Moynihan tracks secrecy to the edge

October 04, 1998|By James Asher | James Asher,SUN STAFF

"Secrecy: The American Experience," by Daniel Patrick Moynihan. Yale University Press. 262 pages. $22.50. Daniel Patrick Moynihan is the senior U.S. senator from New York State and - if the assessment of the FBI and the late J. Edgar Hoover is worth much - an egghead and skunk.

His newest book, "Secrecy: The American Experience," is proof that the nation could use more such intellectual rascals. In didactic detail, Moynihan builds an impressive argument that secrecy is not the ointment to preserve democracy but the oil upon which our liberties slip.

He begins, as all good arguments do, with those fledgling days of the nation and the vigorous debate over the Alien and Sedition Acts of 1798 that accompanied Thomas Jefferson's election to the presidency in 1800.

The purpose of the laws was to restrict commentary by those opposing a possible war with France, to expel alien dissidents and to fine or imprison those who brought disrepute to high government officials. (The war never materialized and the Acts were either allowed to expire or were legislated away.)

Moynihan points to these as the country's first attack on liberty in the face of foreign dalliances. Since then, the cloak of foreign policy and its first cousin, national security, have been at the root of employing secrecy as a pervasive tool of government.

Its next great exercise came at the urging of the esteemed Woodrow Wilson, who saw the German foment in the United States preceding World War I as perfect justification to "crush out" those Prussian immigrants who "have poured the poison of disloyalty into the very arteries of our national life."

One key element was a censorship provision for use against the press.
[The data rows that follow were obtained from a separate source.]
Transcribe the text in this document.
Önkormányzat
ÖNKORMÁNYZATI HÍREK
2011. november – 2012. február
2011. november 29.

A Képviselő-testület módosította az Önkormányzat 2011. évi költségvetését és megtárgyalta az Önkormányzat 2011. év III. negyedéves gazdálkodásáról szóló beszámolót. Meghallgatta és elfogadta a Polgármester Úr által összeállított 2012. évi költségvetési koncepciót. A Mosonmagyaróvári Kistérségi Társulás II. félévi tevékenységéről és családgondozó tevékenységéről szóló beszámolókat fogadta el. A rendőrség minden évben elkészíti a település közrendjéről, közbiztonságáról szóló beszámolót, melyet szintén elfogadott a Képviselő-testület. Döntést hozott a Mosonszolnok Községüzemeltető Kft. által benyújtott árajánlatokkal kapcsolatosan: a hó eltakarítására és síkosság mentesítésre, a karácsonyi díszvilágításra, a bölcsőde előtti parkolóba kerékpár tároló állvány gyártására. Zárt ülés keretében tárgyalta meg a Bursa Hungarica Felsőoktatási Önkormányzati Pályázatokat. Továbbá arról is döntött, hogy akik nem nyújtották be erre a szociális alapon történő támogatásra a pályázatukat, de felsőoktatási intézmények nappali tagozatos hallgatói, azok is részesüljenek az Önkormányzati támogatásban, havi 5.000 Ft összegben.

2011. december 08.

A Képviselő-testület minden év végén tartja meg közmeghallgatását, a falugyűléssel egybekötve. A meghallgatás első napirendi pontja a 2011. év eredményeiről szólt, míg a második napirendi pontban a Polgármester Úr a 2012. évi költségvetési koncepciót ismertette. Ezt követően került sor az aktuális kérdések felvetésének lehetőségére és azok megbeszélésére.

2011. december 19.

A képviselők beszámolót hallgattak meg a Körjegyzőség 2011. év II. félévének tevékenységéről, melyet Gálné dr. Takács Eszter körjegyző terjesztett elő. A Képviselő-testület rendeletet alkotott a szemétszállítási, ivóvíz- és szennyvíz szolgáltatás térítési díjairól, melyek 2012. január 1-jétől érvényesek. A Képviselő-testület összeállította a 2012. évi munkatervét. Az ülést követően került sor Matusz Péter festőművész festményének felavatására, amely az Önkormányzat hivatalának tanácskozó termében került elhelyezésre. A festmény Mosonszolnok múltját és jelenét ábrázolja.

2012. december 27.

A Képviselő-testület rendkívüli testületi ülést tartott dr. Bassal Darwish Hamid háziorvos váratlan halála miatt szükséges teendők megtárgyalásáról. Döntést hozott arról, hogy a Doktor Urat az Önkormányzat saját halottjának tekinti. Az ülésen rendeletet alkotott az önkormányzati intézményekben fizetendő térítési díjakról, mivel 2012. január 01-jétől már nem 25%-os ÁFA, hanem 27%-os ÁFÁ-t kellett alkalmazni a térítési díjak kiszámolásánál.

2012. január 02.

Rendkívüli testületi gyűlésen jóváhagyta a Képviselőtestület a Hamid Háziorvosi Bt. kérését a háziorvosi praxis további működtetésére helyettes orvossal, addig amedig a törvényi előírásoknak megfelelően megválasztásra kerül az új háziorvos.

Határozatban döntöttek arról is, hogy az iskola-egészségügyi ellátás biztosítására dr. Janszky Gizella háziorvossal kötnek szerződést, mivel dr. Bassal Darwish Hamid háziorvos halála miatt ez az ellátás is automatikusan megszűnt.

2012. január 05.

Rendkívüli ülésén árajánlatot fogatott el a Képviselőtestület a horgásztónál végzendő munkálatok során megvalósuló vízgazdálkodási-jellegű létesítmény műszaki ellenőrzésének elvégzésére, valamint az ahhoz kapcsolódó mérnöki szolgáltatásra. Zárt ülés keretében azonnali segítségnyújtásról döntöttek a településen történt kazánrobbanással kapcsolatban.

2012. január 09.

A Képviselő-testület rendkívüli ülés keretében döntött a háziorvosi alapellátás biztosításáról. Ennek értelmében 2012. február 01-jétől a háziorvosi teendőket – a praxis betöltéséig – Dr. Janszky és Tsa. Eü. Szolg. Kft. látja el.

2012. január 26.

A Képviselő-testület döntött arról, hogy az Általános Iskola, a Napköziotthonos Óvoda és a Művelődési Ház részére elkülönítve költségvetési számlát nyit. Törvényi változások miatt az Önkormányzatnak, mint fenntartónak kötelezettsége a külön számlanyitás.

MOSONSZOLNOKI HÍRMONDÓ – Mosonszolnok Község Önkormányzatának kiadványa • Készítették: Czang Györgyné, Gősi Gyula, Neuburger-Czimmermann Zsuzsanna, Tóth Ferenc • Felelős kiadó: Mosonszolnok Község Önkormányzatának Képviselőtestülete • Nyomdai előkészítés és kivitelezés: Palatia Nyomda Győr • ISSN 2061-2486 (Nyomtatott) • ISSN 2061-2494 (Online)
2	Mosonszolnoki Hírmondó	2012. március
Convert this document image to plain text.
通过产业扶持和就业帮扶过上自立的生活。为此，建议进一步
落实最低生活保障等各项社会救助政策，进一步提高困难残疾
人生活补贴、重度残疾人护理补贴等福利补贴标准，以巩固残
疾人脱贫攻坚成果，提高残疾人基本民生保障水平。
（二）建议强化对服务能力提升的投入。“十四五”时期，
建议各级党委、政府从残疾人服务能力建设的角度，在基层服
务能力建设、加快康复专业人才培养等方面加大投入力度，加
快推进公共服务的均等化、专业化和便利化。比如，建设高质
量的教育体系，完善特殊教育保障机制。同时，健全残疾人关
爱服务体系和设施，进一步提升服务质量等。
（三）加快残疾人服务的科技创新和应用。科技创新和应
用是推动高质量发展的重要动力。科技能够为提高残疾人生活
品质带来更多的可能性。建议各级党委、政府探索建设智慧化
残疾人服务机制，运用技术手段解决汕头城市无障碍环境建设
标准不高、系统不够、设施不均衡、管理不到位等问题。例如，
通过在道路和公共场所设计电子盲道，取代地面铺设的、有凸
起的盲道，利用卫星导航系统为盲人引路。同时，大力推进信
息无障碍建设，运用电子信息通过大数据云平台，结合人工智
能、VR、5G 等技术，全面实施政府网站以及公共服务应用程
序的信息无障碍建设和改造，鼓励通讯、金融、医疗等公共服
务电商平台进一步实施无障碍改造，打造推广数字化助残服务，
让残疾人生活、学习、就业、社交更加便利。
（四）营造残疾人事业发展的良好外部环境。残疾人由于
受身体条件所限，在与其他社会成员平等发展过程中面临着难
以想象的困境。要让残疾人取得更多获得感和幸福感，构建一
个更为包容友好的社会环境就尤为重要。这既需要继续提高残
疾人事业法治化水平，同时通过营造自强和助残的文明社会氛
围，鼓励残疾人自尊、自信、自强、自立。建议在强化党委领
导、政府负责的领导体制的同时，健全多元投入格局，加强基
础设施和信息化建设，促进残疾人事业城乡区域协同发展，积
While censorship was not enacted, Wilson's Espionage Act set in motion a series of remarkable laws that Moynihan argues has created a culture of secrecy in government.

But watch how Moynihan shows the folly of such secrecy. Fast forward eight decades from Wilson's time. With 20-20 hindsight, Moynihan invests in a single article in the July 1947 edition of Foreign Affairs magazine the period's most prescient position: The Soviets had no speedy timetable for world domination. Time was on America's side.

And with the collapse of the Soviet state, Moynihan finds ample evidence in the non-classified world that described the Soviet Union's economy as fragile, more like that of a Third World Nation than a vital superpower.

The combination of such assessments is that we all should have known the Soviets would collapse from their own ineptitude. Such a point is soothing, but not particularly persuasive. Nor is Moynihan's collateral argument much better that only secrecy interferes with an understanding of the true state of foreign affairs.

Surely, secrecy is to be opposed. The good senator's arguments against secrecy, crafted as they are on the lofty plain of foreign relations and intelligence gathering, make global good sense. Who would not have wanted to avoid the Cold War or the Bay of Pigs? How many fewer sleepless nights might we all have had?

Yet are we to believe that the forces of openness would have altered the Cold War or preserved John F. Kennedy from his Bay of Pigs or even saved the presidency of Richard Milhouse Nixon, the incurable paranoid?

I think not.

The forces that encouraged the Cold War included self-interest. The great Military Industrial Complex as Ike called it. There is also that insatiable thirst for power and an omnipresent terror at its loss. Shakespeare might have seen it as a tendency toward predestination.

These are influences undeterred by openness.

In his zeal for a new, more open society, Moynihan should broaden his quest to include secrets closer to home, more in the control of the populous. Have him legislate against the secret deals of fiscal and intellectual cronyism that have destroyed our schools and rendered our state and local governments ineffective. Have him argue against the self-interested altogether. Only then will the community truly have a hand in its own future.

James Asher is city editor at The Sun and former editor of the Philadelphia Inquirer. He has been writing for newspapers for more than 25 years.